Você me pede para que suba mas não vou. Estou cansado, além do mais, com essa putaria toda deixei trabalho inconcluso. Preciso voltar e terminar, trabalhando até altas horas.

Não me vê nos dias seguintes. Trocamos alguns emails rápidos, bem sucintos e só. Você me convida para ir ao teu apartamento na quarta-feira, mas te respondo que tenho a noite de autógrafos do lançamento do livro de um amigo. Depois haverá um debate e ele me convidou para fazer parte da mesa.

Fiquei pensando novamente naquela fantasia que você me revelou: ser por um dia uma puta de rua. Sempre te disse que isso era perigoso, você concordava. Mas dizia que já tinha lido relatos de outras mulheres que fizeram isso. Que com os devidos cuidados, dava para fazer. E esse “dá pra fazer”, dito num tom de inequívoca excitação…

Pensei no assunto.

E…

Ao meio-dia te ligo. Digo à secretária que sou teu dentista e preciso antecipar tua consulta para as 14:00 horas. Ela te chama.

Te passo suas novas ordens:

– Já consegui tua liberação aí. Você é minha puta, não é? Pois hoje você vai saber o que é ser puta de verdade…

Sinto mesmo sem te ver que você treme. Quer falar um monte de coisas, mas estando no ambiente de trabalho só pode me ouvir.

Te passo o endereço de uma loja de roupas femininas. Mando procurar por Sheila, a vendedora que te aguarda.

Quando chega lá, vê que é uma loja muito suspeita. Só tem roupas muito vulgares. Fica no meio de várias boates do tipo “inferninho”, aquilo é uma zona de prostituição à noite. Está vazia. As clientes de verdade só devem chegar mesmo no fim da tarde, pouco antes de seu “escritório” abrir…rs…

Sheila te passa as roupas para experimentar e um envelope com um bilhete.

Nele te ordeno a experimentar aquelas que ela te passa até achar seu número e sair da loja vestindo. Sheila vai mandar tuas roupas formais para mim. Só as devolvo se bem satisfeito…

Depois de experimentar muitas, você veste uma mini-blusa decotada, sem soutien. Veste uma calcinha fio dental minúscula. Na frente um triangulinho transparente, atrás só um cordão que some na tua bunda. Finalmente, uma micro-saia.

Você está excitada e assustada. Como vai sair nas ruas assim, e se conhecidos te virem? Sheila vem com o toque final. Um óculos de sol grande, e uma peruca loira. Te ajuda a colocá-la e até ficou boa, parecendo mesmo serem teus cabelos naturais.

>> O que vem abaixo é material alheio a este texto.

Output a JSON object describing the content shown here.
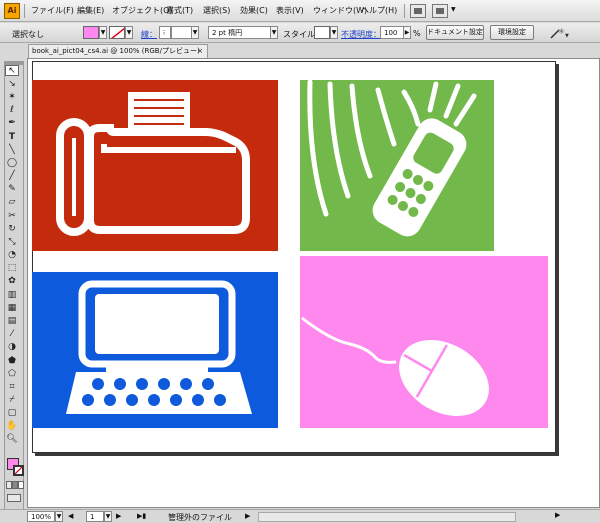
{
  "menu": {
    "app_logo": "Ai",
    "items": [
      "ファイル(F)",
      "編集(E)",
      "オブジェクト(O)",
      "書式(T)",
      "選択(S)",
      "効果(C)",
      "表示(V)",
      "ウィンドウ(W)",
      "ヘルプ(H)"
    ]
  },
  "control": {
    "selection_label": "選択なし",
    "stroke_label": "線：",
    "stroke_value": "2 pt 楕円",
    "style_label": "スタイル：",
    "opacity_label": "不透明度：",
    "opacity_value": "100",
    "opacity_unit": "%",
    "doc_setup_label": "ドキュメント設定",
    "prefs_label": "環境設定",
    "fill_color": "#ff88ee"
  },
  "document": {
    "tab_title": "book_ai_pict04_cs4.ai @ 100% (RGB/プレビュー)",
    "tab_close": "×",
    "tiles": [
      {
        "name": "fax",
        "color": "#c42b0c"
      },
      {
        "name": "mobile-phone",
        "color": "#72b84a"
      },
      {
        "name": "laptop",
        "color": "#0d5bdc"
      },
      {
        "name": "mouse",
        "color": "#ff88ee"
      }
    ]
  },
  "status": {
    "zoom": "100%",
    "page": "1",
    "file_status": "管理外のファイル"
  }
}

Saí à rua. Como agora ninguém te reconhece, sente-se segura. E excitada…

Você agora é uma puta vestida de puta…

Caminhando na rua todos te olham, sabem o que você é. O fio da calcinha roça na tua buceta, te deixa molhada.

O bilhete te dá um endereço onde deve ir. É uma avenida lá perto. Acessa por uma rua estreita onde há alguns hotéiszinhos de curta permanência. Quando chega na avenida descobre: há umas 3 ou 4 mulheres lá, vestidas como você. Putas de verdade.

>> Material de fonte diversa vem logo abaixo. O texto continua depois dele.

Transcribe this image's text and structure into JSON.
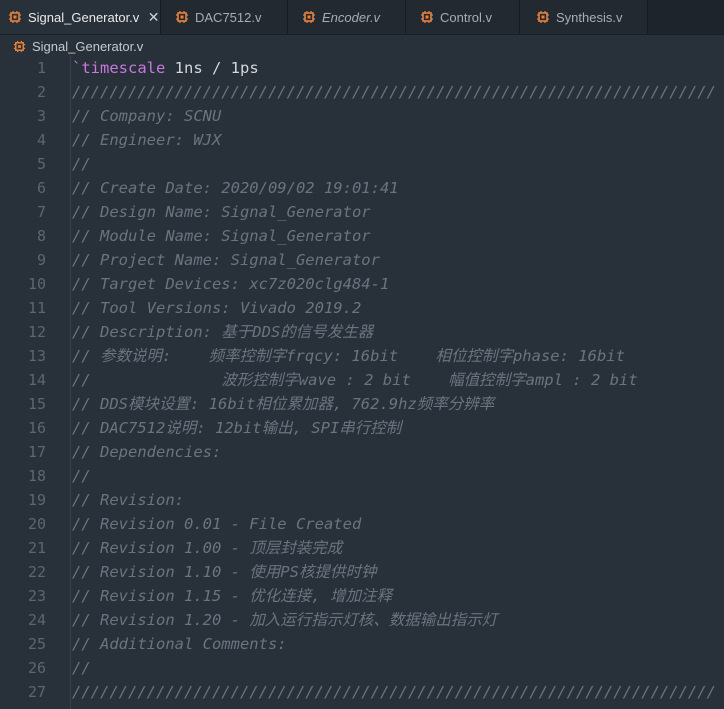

Não me vê por lá. Está ao mesmo tempo excitada e temerosa. Vê carros com homens que te olham passarem devagar. Antes que um cliente pare, recebe uma mensagem no celular:

– Se um cliente chegar, diga que faz tudo, mas jogue teu preço lá em cima para que desista. Ou diga que já tem um cliente marcado vindo…

Fica lá uma hora e tanto. Uns três ou quatro homens falaram com você. Te fizeram propostas indecentes. Disseram o que queriam, explicitamente… Só desistiram pelo preço. As outras putas pareciam não se incomodar com tua concorrência. Agiam como se já te conhecessem.

Até que enfim, vê meu carro chegando. Mas não paro bem à tua frente. Estaciono no meio do ponto em que as outras estão, abro a janela e pergunto:

– Quem aí faz programa completo, oral, vaginal e anal?

Elas respondem:

– Ah…bem, cuzinho a gente não dá…

Mas uma outra acrescenta:

– Quem dá o cu é essa aqui – e te aponta – essa tarada topa tudo…

Te chamo:

– Entra no carro!

Dou partida, rumo ao hotelzinho vagabundo…

Chegamos logo. Predinho de 3 andares, mal conservado. Estacionamento ao lado.

Na recepção, um mulato magrinho, cheio de anéis e correntes, claramente gay, nos atende. Te olha de alto a baixo.

– Hmmm, querida: nova aqui? O Miro não me falou de você…

Eu respondo:

– Essa aqui é minha cara. O Miro me emprestou o ponto para treiná-la…
– Tá bom! Se você é colega do Miro, tá limpo…

Ele corre lá e volta com algo na mão e te entrega:

– Pra você, meu bem. Presentinho de boas vindas…

Um frasquinho de gel lubrificante.

– Usa! Senão ele te arromba…

Quando vamos subir e ele avisa:

– São 45 minutinhos. Mais não dá. Daqui há pouco ferve aqui…
– Não, cara. Vou ficar com ela a tarde toda. Já acertei com o Miro.
– Ok! Se o patrão tá sabendo, sem problemas.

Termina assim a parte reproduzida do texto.